几个好事的渔夫也拢了船上岸,跟何大奎一起去找张秀才。

途中不少好事的人看到这么大一条红鲤鱼,纷纷跟上,问东问西。

更有喜好看鱼的孩子,围在何大奎周围蹦跳着呼喊,“大鱼,大鱼,红色的大鱼!”

在众人簇拥中,何大奎直奔张秀才的摊子。

张秀才是个五十来岁、满脸褶子的老头,在集镇上摆摊,靠给人家写个红白喜事的对联,偶尔给人充当哭孝的孝子。

也是他们这群渔夫能接触到的最有学问的人。

年关将至未至,他的写字摊子生意并不好。

看着一众人簇拥着何大奎朝他走来,他已经含笑招呼:“呦,这么大一条鱼,喜气啊!”

“大奎兄弟,这鱼是你抓的?”

“是俺!”

“那你来找我做什么,这么大一条鱼我看着虽然喜欢,却是买不起的。”

“不是卖你,是找你看看这个!”

何大奎说着,将手中的红色宝石递了过去。

同时不忘出声解释,“这是鲤鱼肚子上的东西,它想跑,我就按着它肚子,给按得吐出来了……”

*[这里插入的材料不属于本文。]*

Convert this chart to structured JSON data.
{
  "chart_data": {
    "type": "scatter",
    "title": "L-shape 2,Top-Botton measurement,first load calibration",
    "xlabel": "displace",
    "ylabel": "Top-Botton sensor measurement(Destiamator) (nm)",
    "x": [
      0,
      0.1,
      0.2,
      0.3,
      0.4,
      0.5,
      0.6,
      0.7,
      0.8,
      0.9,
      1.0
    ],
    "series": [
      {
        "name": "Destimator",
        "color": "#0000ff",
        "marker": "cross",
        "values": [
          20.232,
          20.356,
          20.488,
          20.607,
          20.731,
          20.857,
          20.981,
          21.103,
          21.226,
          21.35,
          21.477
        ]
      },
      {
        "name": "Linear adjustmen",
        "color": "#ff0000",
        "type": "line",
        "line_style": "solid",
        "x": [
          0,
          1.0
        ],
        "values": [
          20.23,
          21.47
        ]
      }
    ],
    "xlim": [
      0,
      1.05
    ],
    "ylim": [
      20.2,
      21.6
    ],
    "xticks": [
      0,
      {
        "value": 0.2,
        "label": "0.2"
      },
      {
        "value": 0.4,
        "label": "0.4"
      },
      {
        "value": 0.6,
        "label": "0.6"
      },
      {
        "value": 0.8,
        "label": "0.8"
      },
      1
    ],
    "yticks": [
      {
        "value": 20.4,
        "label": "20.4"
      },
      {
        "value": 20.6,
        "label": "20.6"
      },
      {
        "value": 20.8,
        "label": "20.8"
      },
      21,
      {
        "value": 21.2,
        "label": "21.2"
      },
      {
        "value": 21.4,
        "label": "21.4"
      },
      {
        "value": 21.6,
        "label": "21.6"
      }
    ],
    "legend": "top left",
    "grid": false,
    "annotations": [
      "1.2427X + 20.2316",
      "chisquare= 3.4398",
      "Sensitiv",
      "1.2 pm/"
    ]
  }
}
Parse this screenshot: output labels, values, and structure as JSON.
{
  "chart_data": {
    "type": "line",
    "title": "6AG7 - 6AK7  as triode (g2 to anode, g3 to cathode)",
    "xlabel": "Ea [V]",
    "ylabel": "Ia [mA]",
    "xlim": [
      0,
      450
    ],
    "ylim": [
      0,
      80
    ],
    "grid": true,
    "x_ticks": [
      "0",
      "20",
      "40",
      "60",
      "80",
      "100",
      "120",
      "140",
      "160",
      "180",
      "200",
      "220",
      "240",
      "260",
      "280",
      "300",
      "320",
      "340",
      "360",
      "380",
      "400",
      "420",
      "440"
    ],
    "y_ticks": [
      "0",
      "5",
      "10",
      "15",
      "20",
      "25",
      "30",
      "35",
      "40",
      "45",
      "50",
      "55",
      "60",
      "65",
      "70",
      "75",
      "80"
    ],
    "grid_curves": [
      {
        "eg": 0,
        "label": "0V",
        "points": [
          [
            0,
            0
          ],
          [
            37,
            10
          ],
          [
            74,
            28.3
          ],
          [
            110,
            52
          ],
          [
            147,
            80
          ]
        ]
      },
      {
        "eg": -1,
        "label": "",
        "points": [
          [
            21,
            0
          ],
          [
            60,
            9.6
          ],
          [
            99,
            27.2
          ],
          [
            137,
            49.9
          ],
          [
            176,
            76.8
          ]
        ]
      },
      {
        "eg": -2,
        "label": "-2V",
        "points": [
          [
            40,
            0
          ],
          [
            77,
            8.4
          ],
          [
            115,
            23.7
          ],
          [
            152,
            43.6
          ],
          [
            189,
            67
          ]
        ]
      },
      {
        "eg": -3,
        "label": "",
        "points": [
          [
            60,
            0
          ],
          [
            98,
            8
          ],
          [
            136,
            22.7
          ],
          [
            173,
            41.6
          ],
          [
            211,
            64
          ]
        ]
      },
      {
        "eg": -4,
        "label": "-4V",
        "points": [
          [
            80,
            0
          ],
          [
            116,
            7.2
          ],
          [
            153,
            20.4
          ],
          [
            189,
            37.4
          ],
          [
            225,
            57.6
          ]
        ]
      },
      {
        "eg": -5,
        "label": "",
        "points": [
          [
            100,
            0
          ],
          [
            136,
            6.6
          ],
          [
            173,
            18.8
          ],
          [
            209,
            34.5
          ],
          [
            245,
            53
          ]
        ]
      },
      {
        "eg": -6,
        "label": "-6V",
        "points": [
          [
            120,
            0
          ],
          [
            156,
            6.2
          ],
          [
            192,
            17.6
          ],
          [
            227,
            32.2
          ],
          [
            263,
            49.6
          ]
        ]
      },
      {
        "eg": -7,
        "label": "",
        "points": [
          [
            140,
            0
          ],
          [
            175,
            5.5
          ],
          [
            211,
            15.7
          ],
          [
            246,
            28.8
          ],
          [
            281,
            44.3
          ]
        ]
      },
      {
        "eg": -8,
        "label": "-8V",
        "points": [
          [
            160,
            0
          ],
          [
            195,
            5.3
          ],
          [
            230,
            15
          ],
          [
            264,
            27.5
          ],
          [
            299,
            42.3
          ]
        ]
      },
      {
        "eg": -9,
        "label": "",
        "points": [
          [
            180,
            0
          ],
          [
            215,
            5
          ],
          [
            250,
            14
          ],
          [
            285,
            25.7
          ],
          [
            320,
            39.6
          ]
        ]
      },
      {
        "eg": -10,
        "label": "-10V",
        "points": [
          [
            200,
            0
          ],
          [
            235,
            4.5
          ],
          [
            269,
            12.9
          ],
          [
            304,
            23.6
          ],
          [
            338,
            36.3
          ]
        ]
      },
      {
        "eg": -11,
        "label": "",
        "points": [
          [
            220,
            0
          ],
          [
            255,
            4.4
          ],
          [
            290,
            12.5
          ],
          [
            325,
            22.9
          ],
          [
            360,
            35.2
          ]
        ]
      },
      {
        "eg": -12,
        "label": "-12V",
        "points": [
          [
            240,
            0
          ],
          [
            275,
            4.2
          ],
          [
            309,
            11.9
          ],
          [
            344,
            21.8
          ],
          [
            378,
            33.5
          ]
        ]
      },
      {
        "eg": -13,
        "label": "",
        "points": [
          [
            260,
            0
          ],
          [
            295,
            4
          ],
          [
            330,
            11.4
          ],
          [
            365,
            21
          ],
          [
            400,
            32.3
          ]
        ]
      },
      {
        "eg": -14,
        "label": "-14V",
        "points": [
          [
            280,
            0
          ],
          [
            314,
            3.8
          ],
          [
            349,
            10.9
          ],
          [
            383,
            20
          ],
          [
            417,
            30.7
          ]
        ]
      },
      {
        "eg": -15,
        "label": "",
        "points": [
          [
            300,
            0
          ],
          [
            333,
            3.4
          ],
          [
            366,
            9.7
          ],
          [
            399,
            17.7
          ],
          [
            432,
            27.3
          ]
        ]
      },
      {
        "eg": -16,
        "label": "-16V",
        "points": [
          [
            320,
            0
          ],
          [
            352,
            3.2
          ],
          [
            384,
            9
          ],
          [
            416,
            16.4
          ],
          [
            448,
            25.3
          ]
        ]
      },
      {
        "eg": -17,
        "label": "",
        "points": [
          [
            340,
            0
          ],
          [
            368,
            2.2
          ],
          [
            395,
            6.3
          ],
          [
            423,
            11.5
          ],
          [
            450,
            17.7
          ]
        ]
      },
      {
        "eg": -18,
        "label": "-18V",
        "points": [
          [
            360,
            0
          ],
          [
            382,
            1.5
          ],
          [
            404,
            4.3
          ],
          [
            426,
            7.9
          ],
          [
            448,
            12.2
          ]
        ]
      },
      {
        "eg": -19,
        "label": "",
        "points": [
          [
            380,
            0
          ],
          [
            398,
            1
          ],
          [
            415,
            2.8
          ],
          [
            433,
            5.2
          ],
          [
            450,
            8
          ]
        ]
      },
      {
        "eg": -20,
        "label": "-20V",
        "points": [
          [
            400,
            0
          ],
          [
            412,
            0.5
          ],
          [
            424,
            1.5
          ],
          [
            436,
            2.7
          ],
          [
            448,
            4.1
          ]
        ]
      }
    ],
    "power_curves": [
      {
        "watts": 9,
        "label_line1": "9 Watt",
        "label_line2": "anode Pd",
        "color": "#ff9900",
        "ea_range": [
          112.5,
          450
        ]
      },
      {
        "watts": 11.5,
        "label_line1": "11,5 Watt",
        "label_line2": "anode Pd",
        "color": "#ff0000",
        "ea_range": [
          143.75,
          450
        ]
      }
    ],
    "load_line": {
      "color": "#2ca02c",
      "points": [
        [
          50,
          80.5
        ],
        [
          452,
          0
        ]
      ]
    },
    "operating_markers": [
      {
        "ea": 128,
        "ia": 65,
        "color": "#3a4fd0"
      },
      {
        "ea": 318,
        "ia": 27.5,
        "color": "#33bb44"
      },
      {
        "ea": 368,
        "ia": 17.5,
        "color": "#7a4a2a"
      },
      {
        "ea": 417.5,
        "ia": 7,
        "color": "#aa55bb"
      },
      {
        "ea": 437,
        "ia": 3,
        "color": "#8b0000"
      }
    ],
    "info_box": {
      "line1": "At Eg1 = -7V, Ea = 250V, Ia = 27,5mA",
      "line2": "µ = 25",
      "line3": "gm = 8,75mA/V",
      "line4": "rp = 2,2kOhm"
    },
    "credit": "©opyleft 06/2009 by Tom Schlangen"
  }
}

他将事情经过大致说了一遍,最后才问秀才,“张先生,您看看这石头上面是不是字?

是的话又是个什么字?”

“是字!”张秀才接过红色宝石看了看,面上露出惊容,“这是……上天启示!”

“启示?”

围观的人忍不住问道:“什么启示,上面写的什么?”

张秀才皱眉认真思索,想从自己读过的书中寻找答案。

陡然间,他想到什么,重新看向红色宝石,将上面的字念了出来,“国之将乱,其命在韩!”

人群都愣住了,“张先生,这是什么意思?”

“对啊,你说话别拽得文绉绉的,咱们听不懂!”

张秀才没有回答众人的话,而是看向何大奎,“大奎,你可知道,这石头上的字牵扯甚大,或许是一场泼天富贵,又或许是一场泼天的祸事。

但不管是好是坏,都需要搏一搏。

若你怕失败,便将这石头找个没人的地方扔了,便什么事也无……”

一旁众人纷纷叫嚷:“往哪扔,这么多人都看着呢!”

张秀才冷笑:“你们倒是胆大,若果真是祸事,在场的有一个算一个,都得死!”

众人一听这话,纷纷避瘟神一样往后退,给何大奎跟张秀才腾出位置。

张大奎被吓着了。

泼天富贵?

泼天大祸?

他犹豫着看向张秀才,“张先生,您教教我该怎么做,我不识字。”

张秀才沉声道:“你要我说?”

“我信得过先生!”

“好!”张秀才挺直腰杆,整了整有些破旧的长衫,朗声道,“红鲤从来不信命,一跃龙门便化龙!

你既然信得过我,我便给你指一条路……”

……

郢都,郭府。

郭开站在亭中,手端小碗,碗中有鱼食,不断洒下。

水面各色鱼类蜂拥抢夺。

一个管家模样的人匆匆从远处跑来,临近郭开时急忙放缓脚步,来到他身边,小声说了些什么。

郭开目光陡然一亮,“当真!”

管家忙不迭点头。

郭开将食碗放下,“去,把他们带过来我瞧瞧!”

“是!”

不多时,管家带来了四个人。

一人贼眉鼠眼,满脸褶子,穿着长衫,像是个破落秀才。

其余三人长得粗鲁,面相憨厚,穿着粗糙。

秀才在前,一人在中,另外两人则用一根杠子抬着一个大号竹筒。

见到郭开后,四人纷纷跪下行礼,“见过相爷!”

郭开摆手,“谁是何大奎?”

居中的汉子赶忙上前,“回相爷,小的就是何大奎!”

听到张秀才一声轻咳,他赶忙又指着介绍,“他是张秀才,这两个是方阿毛跟吴大用……”

郭开摆手打断他罗里吧嗦的絮叨,瞥向竹筒,“是你抓的红鱼?”

何大奎赶忙回答:“是!”

说着他从怀里取出一块干净白布,打开来,露出一截指头大小的红色石头,双手奉上,“这是从大鱼嘴里抠出来的,相爷您看吧!”

郭开瞥了一眼管家。

管家上前接过,打量了一番,微不可查点头,转而双手递过。

郭开这才伸手接过来看了看,果然瞧见上面写着八个字:国之将乱,其命在韩!

他目中泛起微不可查的光,嘴角上扬,心底却在想着:许良,这便是你说的第二份礼物吗?

他豁然起身,对几人道:“此事非同小可,你们几个在本相府中待着,切不可随意外出!”

何大奎等人忙不迭躬身称是。

……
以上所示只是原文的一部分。